Congress on Friday passed legislation to fight cyber threats, pushing the measure through by tucking it into a sprawling government funding bill, after earlier failed attempts.
The measure was inserted into the massive $1.1 trillion spending package that funds the government through next September, tightens visa requirements, and ends a longstanding oil export ban, among other moves.
The so-called “omnibus” funding bill, which easily passed in the Senate, also in the process gave congressional approval to the landmark Cybersecurity Act.
The measure was approved with blessings from the White House, over objections of privacy activists.

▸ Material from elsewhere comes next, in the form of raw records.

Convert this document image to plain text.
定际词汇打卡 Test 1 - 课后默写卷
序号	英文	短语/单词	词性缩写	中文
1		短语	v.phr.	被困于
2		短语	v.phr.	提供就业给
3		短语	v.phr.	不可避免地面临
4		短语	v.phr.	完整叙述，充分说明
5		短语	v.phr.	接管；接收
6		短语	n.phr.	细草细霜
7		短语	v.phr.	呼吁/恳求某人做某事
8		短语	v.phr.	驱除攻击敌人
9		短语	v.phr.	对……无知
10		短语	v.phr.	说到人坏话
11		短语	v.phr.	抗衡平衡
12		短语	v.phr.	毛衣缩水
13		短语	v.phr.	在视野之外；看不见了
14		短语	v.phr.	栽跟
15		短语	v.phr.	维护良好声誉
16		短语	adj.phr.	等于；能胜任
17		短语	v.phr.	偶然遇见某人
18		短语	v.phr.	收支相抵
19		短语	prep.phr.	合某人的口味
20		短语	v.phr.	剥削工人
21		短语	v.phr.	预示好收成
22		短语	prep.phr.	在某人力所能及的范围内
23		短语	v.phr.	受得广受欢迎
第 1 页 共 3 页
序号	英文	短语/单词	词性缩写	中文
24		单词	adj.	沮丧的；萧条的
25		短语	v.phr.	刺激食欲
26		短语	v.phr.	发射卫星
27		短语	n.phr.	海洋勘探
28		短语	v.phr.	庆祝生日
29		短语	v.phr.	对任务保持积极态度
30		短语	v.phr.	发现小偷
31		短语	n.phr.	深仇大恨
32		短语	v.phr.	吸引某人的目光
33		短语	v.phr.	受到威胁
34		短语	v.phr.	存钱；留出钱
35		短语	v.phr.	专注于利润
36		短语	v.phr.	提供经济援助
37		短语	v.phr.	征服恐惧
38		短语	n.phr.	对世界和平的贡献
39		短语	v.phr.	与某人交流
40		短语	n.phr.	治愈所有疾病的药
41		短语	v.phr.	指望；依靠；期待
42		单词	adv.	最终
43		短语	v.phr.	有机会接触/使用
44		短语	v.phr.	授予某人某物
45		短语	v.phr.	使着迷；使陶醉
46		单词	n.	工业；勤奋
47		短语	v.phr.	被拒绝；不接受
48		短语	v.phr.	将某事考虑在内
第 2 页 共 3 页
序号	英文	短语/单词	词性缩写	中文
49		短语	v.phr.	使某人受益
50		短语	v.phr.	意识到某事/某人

Officials with the House Homeland Security Committee said in a statement that the bill would protect America’s private sector and federal networks “which are under continuous threat from foreign hackers and cyber terrorists.”
Separate versions of the bill were approved earlier this year by the Senate and House of Representatives.
Passage of the measure “ensures our federal cyber networks are able to defend against nation-states like China, Russia, Iran, and North Korea and terrorist threats,” said Congressman Michael McCaul, chairman of the homeland security panel.
“This streamlines the federal government’s ability to more effectively identify and thwart cyber-attacks,” he said.
President Barack Obama would get a victory with the approval after several years of seeking legislation to boost cybersecurity. Previous efforts were bogged down by opposition from activists who feared it would result in excessive government intrusion, and conservatives who argue it would create a new bureaucracy.